Acrescente-se que o referido imóvel estava à venda, por aproximadamente R$15 milhões, valor quase duplicado após a premiação do Oscar 2025.
Ainda segundo a prefeitura, “Faremos da casa onde foi gravado o filme um lugar de memória permanente da história de Eunice Paiva e sua família, da democracia e ainda uma homenagem às duas grandes mulheres que orgulham o Brasil e deram vida a ela – Fernanda Torres e Fernanda Montenegro”. Além disso, o lugar poderá abrigar exposições sobre a trajetória do Brasil no Oscar e servir de sede da Rio Film Comission.
As questões relativas ao Patrimônio Cultural devem ser tratadas com extrema clareza, evitando-se as possibilidades de sacralização do objeto, principalmente se este não for efetivamente revestido do valor que lhe é atribuído.
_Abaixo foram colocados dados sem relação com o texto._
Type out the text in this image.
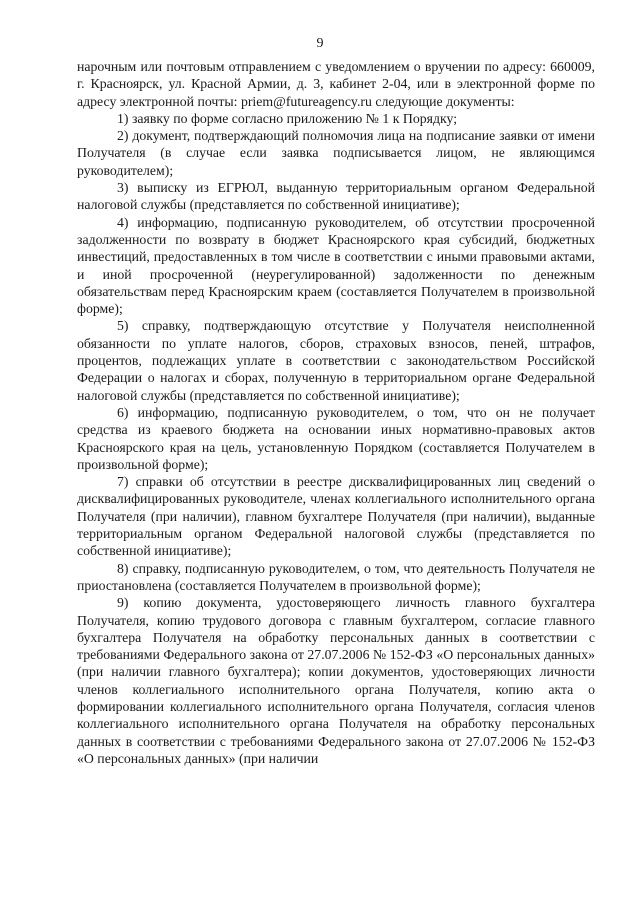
9

нарочным или почтовым отправлением с уведомлением о вручении по адресу: 660009, г. Красноярск, ул. Красной Армии, д. 3, кабинет 2-04, или в электронной форме по адресу электронной почты: priem@futureagency.ru следующие документы:

1) заявку по форме согласно приложению № 1 к Порядку;

2) документ, подтверждающий полномочия лица на подписание заявки от имени Получателя (в случае если заявка подписывается лицом, не являющимся руководителем);

3) выписку из ЕГРЮЛ, выданную территориальным органом Федеральной налоговой службы (представляется по собственной инициативе);

4) информацию, подписанную руководителем, об отсутствии просроченной задолженности по возврату в бюджет Красноярского края субсидий, бюджетных инвестиций, предоставленных в том числе в соответствии с иными правовыми актами, и иной просроченной (неурегулированной) задолженности по денежным обязательствам перед Красноярским краем (составляется Получателем в произвольной форме);

5) справку, подтверждающую отсутствие у Получателя неисполненной обязанности по уплате налогов, сборов, страховых взносов, пеней, штрафов, процентов, подлежащих уплате в соответствии с законодательством Российской Федерации о налогах и сборах, полученную в территориальном органе Федеральной налоговой службы (представляется по собственной инициативе);

6) информацию, подписанную руководителем, о том, что он не получает средства из краевого бюджета на основании иных нормативно-правовых актов Красноярского края на цель, установленную Порядком (составляется Получателем в произвольной форме);

7) справки об отсутствии в реестре дисквалифицированных лиц сведений о дисквалифицированных руководителе, членах коллегиального исполнительного органа Получателя (при наличии), главном бухгалтере Получателя (при наличии), выданные территориальным органом Федеральной налоговой службы (представляется по собственной инициативе);

8) справку, подписанную руководителем, о том, что деятельность Получателя не приостановлена (составляется Получателем в произвольной форме);

9) копию документа, удостоверяющего личность главного бухгалтера Получателя, копию трудового договора с главным бухгалтером, согласие главного бухгалтера Получателя на обработку персональных данных в соответствии с требованиями Федерального закона от 27.07.2006 № 152-ФЗ «О персональных данных» (при наличии главного бухгалтера); копии документов, удостоверяющих личности членов коллегиального исполнительного органа Получателя, копию акта о формировании коллегиального исполнительного органа Получателя, согласия членов коллегиального исполнительного органа Получателя на обработку персональных данных в соответствии с требованиями Федерального закона от 27.07.2006 № 152-ФЗ «О персональных данных» (при наличии
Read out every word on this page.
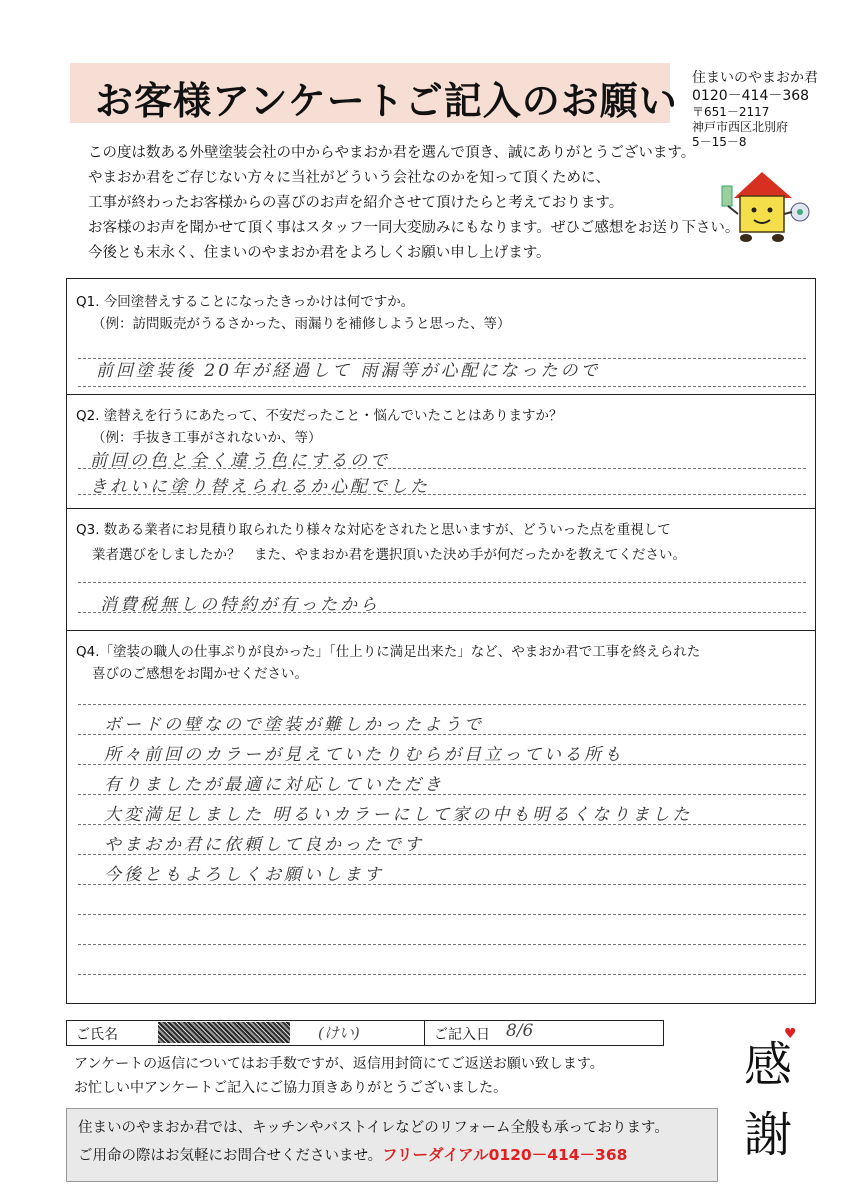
お客様アンケートご記入のお願い
住まいのやまおか君
0120－414－368
〒651－2117
神戸市西区北別府
5－15－8
この度は数ある外壁塗装会社の中からやまおか君を選んで頂き、誠にありがとうございます。
やまおか君をご存じない方々に当社がどういう会社なのかを知って頂くために、
工事が終わったお客様からの喜びのお声を紹介させて頂けたらと考えております。
お客様のお声を聞かせて頂く事はスタッフ一同大変励みにもなります。ぜひご感想をお送り下さい。
今後とも末永く、住まいのやまおか君をよろしくお願い申し上げます。
Q1. 今回塗替えすることになったきっかけは何ですか。
（例：訪問販売がうるさかった、雨漏りを補修しようと思った、等）
前回塗装後 20年が経過して 雨漏等が心配になったので
Q2. 塗替えを行うにあたって、不安だったこと・悩んでいたことはありますか？
（例：手抜き工事がされないか、等）
前回の色と全く違う色にするので
きれいに塗り替えられるか心配でした
Q3. 数ある業者にお見積り取られたり様々な対応をされたと思いますが、どういった点を重視して
業者選びをしましたか？　また、やまおか君を選択頂いた決め手が何だったかを教えてください。
消費税無しの特約が有ったから
Q4.「塗装の職人の仕事ぶりが良かった」「仕上りに満足出来た」など、やまおか君で工事を終えられた
喜びのご感想をお聞かせください。
ボードの壁なので塗装が難しかったようで
所々前回のカラーが見えていたりむらが目立っている所も
有りましたが最適に対応していただき
大変満足しました 明るいカラーにして家の中も明るくなりました
やまおか君に依頼して良かったです
今後ともよろしくお願いします
ご氏名	(けい)	ご記入日 8/6
アンケートの返信についてはお手数ですが、返信用封筒にてご返送お願い致します。
お忙しい中アンケートご記入にご協力頂きありがとうございました。	感
謝
♥
住まいのやまおか君では、キッチンやバストイレなどのリフォーム全般も承っております。
ご用命の際はお気軽にお問合せくださいませ。フリーダイアル0120－414－368
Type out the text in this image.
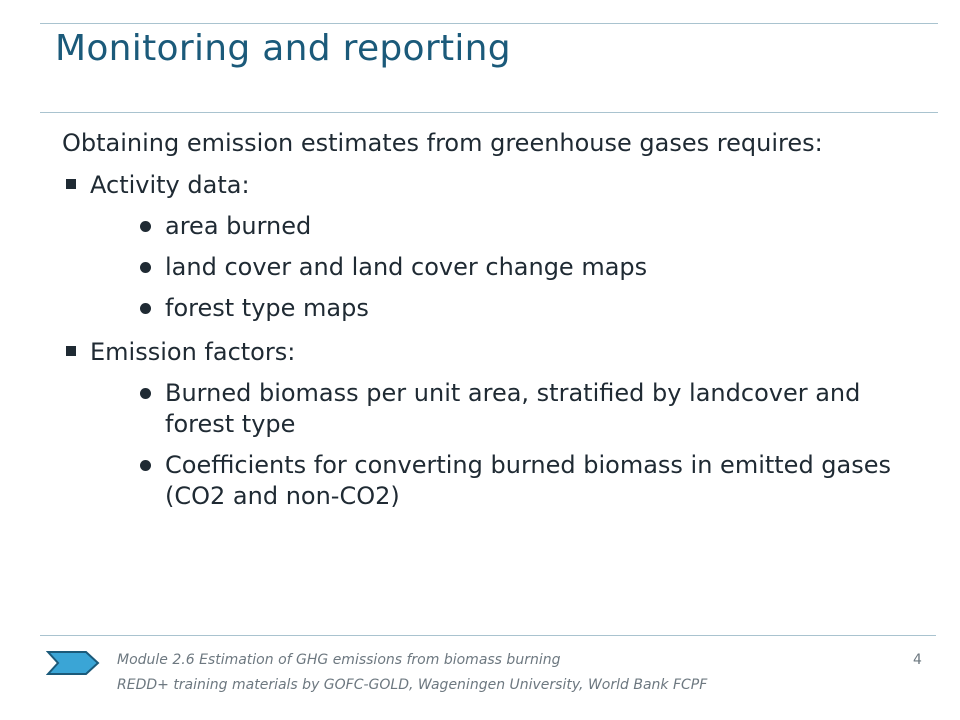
Monitoring and reporting

Obtaining emission estimates from greenhouse gases requires:

Activity data:
area burned
land cover and land cover change maps
forest type maps
Emission factors:
Burned biomass per unit area, stratified by landcover and forest type
Coefficients for converting burned biomass in emitted gases (CO2 and non-CO2)
Module 2.6 Estimation of GHG emissions from biomass burning
REDD+ training materials by GOFC-GOLD, Wageningen University, World Bank FCPF
4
Trata-se de um eficiente instrumento de lapidação da memória e cidadania, que se subverte ao contemplar simulacros ou simplesmente cenários que sugerem, mas não representam os fatos que justifiquem efetivamente sua valorização.
As questões aqui apresentadas não se referem, absolutamente, à importância do prêmio, ao trabalho das atrizes ou o que representa a figura de Eunice Paiva. Talvez até mesmo em respeito a tais valores, a exaltação de um cenário, ilusório ponto turístico, compromete a luta de personalidades como ela, buscando incessantemente a verdade dos fatos para continuar sua caminhada.